El cabello ondulado que caía graciosamente por su espalda. Aquella mirada astuta y desconfiada a la que no se le escapaba nada. Nariz aguileña y labios voraces de sangre y pasión. Un cuerpo delgado que emanaba fragilidad y fortaleza al unísono. Sus manos largas y afiladas, capaces de matar a cualquier ser vivo, y de tocar su cuerpo en numerosas noches de locura con extraña languidez… Amaba cada poro de esa mujer. Pese al carácter voraz y a los numerosos rechazos. Él siempre estaría a su lado, pese al dolor que aquello le conllevaba.

—¡No me puedo creer que se os haya escapado! ¡Panda de inútiles! —los gritos resonaron por todo el palacio. Nadie, absolutamente nadie quedó sin saber del fracaso de los Samhain aquella larga noche—. ¡Y por si fuera poco, ese chico ha destrozado a uno de mis mejores soldados sin que ninguno moviera un dedo! ¿Podéis explicármelo? —la mirada inquisitiva y furiosa no le fue devuelta por ninguno de los trece Samhain que había en la sala. La vista abajo, la cola entre las piernas, como buenos perros amaestrados que eran.

—Señora, alguien que desconocemos se interpuso en la captura. Nuestras investigaciones…

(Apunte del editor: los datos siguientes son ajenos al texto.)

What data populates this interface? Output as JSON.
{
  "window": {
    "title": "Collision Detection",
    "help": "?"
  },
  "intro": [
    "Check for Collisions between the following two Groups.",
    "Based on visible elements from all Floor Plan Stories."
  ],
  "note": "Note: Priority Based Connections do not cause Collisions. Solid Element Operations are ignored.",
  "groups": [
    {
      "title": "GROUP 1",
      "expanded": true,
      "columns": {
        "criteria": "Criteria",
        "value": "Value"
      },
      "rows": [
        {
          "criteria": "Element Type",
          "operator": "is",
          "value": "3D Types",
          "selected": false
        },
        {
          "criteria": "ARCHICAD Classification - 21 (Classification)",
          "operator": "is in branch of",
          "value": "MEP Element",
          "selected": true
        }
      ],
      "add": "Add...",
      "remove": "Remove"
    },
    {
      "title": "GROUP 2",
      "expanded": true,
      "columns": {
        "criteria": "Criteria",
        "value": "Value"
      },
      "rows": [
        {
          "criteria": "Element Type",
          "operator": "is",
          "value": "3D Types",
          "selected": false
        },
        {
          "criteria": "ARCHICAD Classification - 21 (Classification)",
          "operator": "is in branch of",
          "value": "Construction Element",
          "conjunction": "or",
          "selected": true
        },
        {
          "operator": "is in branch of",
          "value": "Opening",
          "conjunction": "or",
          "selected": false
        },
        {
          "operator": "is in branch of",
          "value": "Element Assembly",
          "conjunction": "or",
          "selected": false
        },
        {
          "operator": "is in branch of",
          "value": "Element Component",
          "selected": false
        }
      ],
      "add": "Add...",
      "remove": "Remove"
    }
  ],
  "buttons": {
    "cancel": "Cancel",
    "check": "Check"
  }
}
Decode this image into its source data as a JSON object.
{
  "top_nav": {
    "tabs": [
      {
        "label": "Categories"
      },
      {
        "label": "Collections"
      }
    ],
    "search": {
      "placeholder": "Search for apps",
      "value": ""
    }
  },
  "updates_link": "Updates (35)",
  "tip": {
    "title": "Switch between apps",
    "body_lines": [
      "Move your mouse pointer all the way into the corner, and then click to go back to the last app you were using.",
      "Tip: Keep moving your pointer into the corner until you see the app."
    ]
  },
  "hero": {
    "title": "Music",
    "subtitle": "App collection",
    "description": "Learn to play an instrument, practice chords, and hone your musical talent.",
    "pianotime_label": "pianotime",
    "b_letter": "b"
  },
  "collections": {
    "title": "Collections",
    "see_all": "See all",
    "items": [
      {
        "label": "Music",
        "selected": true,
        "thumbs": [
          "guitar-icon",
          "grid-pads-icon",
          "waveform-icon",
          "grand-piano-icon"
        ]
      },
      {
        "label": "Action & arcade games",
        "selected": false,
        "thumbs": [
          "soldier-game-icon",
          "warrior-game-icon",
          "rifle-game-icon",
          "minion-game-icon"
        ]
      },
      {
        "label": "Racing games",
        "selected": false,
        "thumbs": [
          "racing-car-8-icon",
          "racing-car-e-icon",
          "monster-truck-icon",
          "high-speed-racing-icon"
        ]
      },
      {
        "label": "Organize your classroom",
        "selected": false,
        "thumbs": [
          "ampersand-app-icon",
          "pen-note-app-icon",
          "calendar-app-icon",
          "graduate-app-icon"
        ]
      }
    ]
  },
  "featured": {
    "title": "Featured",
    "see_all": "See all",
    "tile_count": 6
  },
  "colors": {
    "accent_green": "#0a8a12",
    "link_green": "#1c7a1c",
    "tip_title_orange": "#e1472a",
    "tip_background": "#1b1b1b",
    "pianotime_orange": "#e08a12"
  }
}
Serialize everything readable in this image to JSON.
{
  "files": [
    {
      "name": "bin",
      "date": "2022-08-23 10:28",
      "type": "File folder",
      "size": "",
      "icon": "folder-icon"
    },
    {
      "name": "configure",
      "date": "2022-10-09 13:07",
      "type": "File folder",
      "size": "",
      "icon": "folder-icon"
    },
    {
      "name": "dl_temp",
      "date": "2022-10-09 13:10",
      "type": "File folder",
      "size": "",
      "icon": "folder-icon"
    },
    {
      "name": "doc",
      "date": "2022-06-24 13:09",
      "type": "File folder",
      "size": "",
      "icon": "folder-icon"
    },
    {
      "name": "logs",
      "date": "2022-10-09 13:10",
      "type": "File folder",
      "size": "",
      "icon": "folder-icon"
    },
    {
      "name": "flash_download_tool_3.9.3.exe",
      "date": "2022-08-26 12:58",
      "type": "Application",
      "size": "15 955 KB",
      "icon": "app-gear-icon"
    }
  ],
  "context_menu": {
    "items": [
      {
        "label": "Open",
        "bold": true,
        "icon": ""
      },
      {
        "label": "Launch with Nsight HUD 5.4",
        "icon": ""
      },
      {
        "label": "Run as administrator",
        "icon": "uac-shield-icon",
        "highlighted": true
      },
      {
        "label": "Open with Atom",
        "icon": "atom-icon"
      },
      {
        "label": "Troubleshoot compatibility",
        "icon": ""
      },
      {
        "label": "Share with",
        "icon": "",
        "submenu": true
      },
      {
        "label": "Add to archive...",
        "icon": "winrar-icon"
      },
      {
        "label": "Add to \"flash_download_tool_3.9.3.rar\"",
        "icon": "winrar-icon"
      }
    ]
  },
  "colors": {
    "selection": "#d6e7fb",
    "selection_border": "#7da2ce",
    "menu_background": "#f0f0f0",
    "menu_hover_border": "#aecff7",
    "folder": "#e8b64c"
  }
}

—¡Silencio, Samedi! —con un simple gesto le hizo callar—. ¡Tú no tienes que explicarme nada! ¡Éstos ineptos son los únicos que deben contarme lo sucedido! —con una rapidez fantasmal, la mujer clavó sus afiladas uñas en la garganta de un sorprendido soldado. La sangre caía hasta encharcar el blanco suelo de mármol, recibiendo el cuerpo sin vida con un golpe sordo—. ¡Desapareced! ¡No quiero volver a veros sin que me traigáis las cabezas de los culpables! ¡Y quiero a ése desagradecido vivo! Lo mataré con mis propias manos…

Como si de una marcha fúnebre se tratara, todos comenzaron a abandonar la sala, lamentándose por el compañero perdido, pero dando las gracias por no haber tenido la misma mala suerte.

—Samedi, quédate —las palabras, aunque pronunciadas con rectitud, sonaban claramente a ruego.

Cuando quedaron a solas, Circe se sentó en el trono de plata y oro macizo que se encontraba en el centro de la sala, presidiendo su inestable distrito. Se llevó una mano al ojo izquierdo, acariciando la tela blanca que lo tapaba. Le dolía horrores, pero más le dolía el orgullo. No pensaba que aquel chiquillo se le anticipara, que se diera cuenta de sus planes antes de realizarlos. Que le robara lo más importante.

—Señora, siento mucho lo ocurrido. Vine en cuanto me fue posible —pensaba en el ojo perdido de su amada y le hervían las entrañas. Él mismo iría a buscar a ese tipejo—. Si yo no hubiera estado fuera de palacio…

—No es tu culpa. Pero necesito que hagas algo por mí —la petición iba acompañada de un suave roce en la mejilla—. Tienes que despertarla. Ella matará a ese cabrón que le ayuda y me traerá de vuelta lo que necesito.